Il faut savoir qu’il existe trois assemblées générales pour lesquelles il est
demandé aux maires, aux conseils régionaux et aux gouverneurs de districts de
présider. Il s’agit de l’assemblée générale de la rentrée, qui prépare le plan
d’action adopté, budgétisé du Bureau exécutif. Cette assemblée générale est
présidée par le maire. Toutes les décisions sont adoptées lors de cette
rencontre en présence de tous les acteurs. La deuxième assemblée générale
intervient à mi-parcours de l’année scolaire,
c’est-à-dire vers mars. Cette réunion sert à voir ce qui a marché ou pas dans
l’ensemble des décisions prises lors de l’assemblée générale de la rentrée.

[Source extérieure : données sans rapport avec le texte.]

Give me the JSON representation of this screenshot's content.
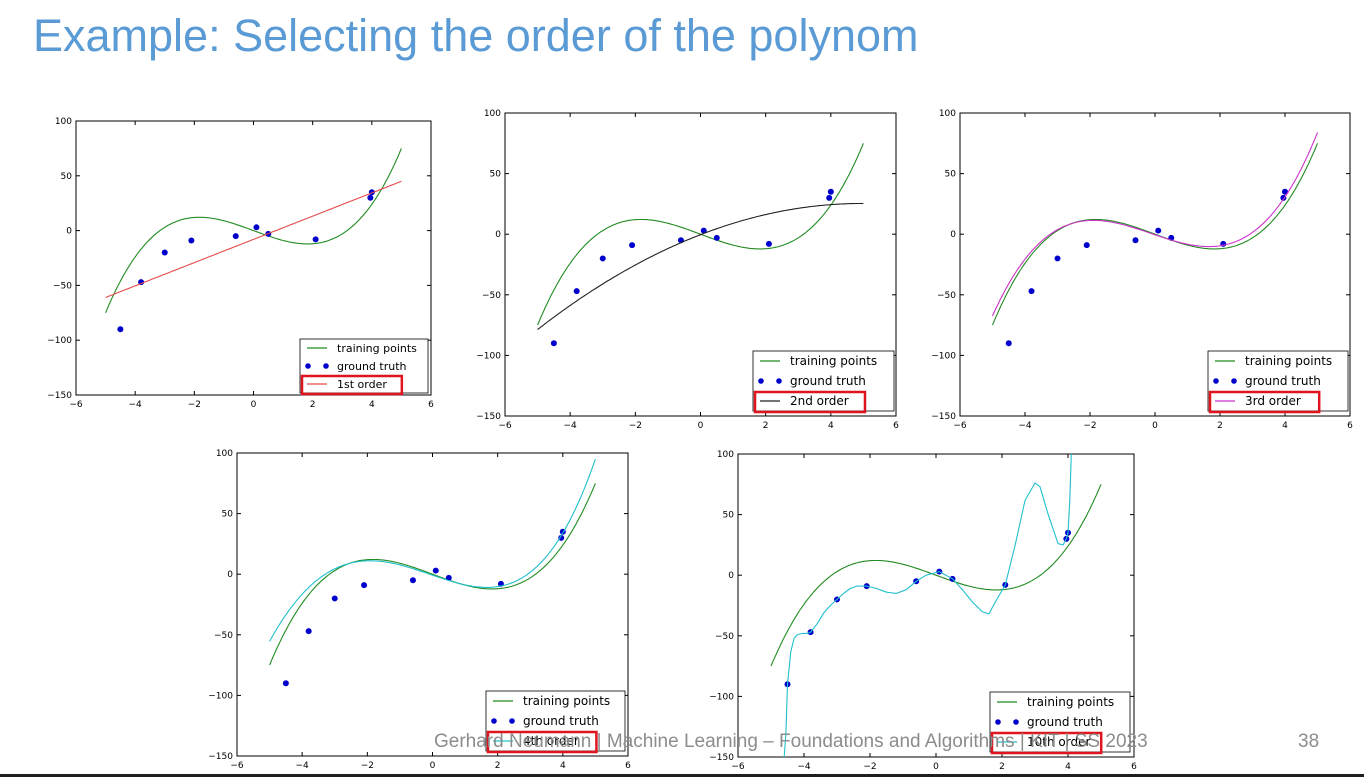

Enfin,
vous avez l’assemblée générale-bilan.
Quels sont les décisions prises
lors de l’assemblée générale de rentrée ?
Il
s’agit entre autres, des questions de levée de cotisation. Je rappel que dans
les textes des Coges, il n’y a pas de cotisations. Il est dit que s’il y a un
besoin d’argent, alors on a recours à une cotisation exceptionnelle. Par
exemple, le bâtiment décoiffé par un vent violent.
Pourquoi les cotisations
existent-elles ?
L’école
est gratuite, mais l’éducation a un coût que l’Etat ne peut pas supporter. Au Sénégal,
par exemple, les cotisations peuvent s’élever jusqu’à 10.000 FCfa du primaire
au secondaire. En Côte d’Ivoire, l’Etat a décidé qu’on ne doit pas demander un
franc à un enfant au CP1. Mais il faut que nos populations comprennent que la
notion de gratuité ne veut pas dire qu’ils n’ont rien à faire. L’Etat donne des
kits scolaires, qui ne suffisent pas d’ailleurs pour toute l’année, parce que les
parents prennent souvent comme alibi, les récoltes qui ne sont pas encore
vendues, les dépensent des fêtes, etc. Mais les fournitures complémentaires
existent en dehors de ces kits. Il faut les payer ! Le parent doit savoir
cela. La gratuité ne signifie pas que les parents ne doivent plus rien faire.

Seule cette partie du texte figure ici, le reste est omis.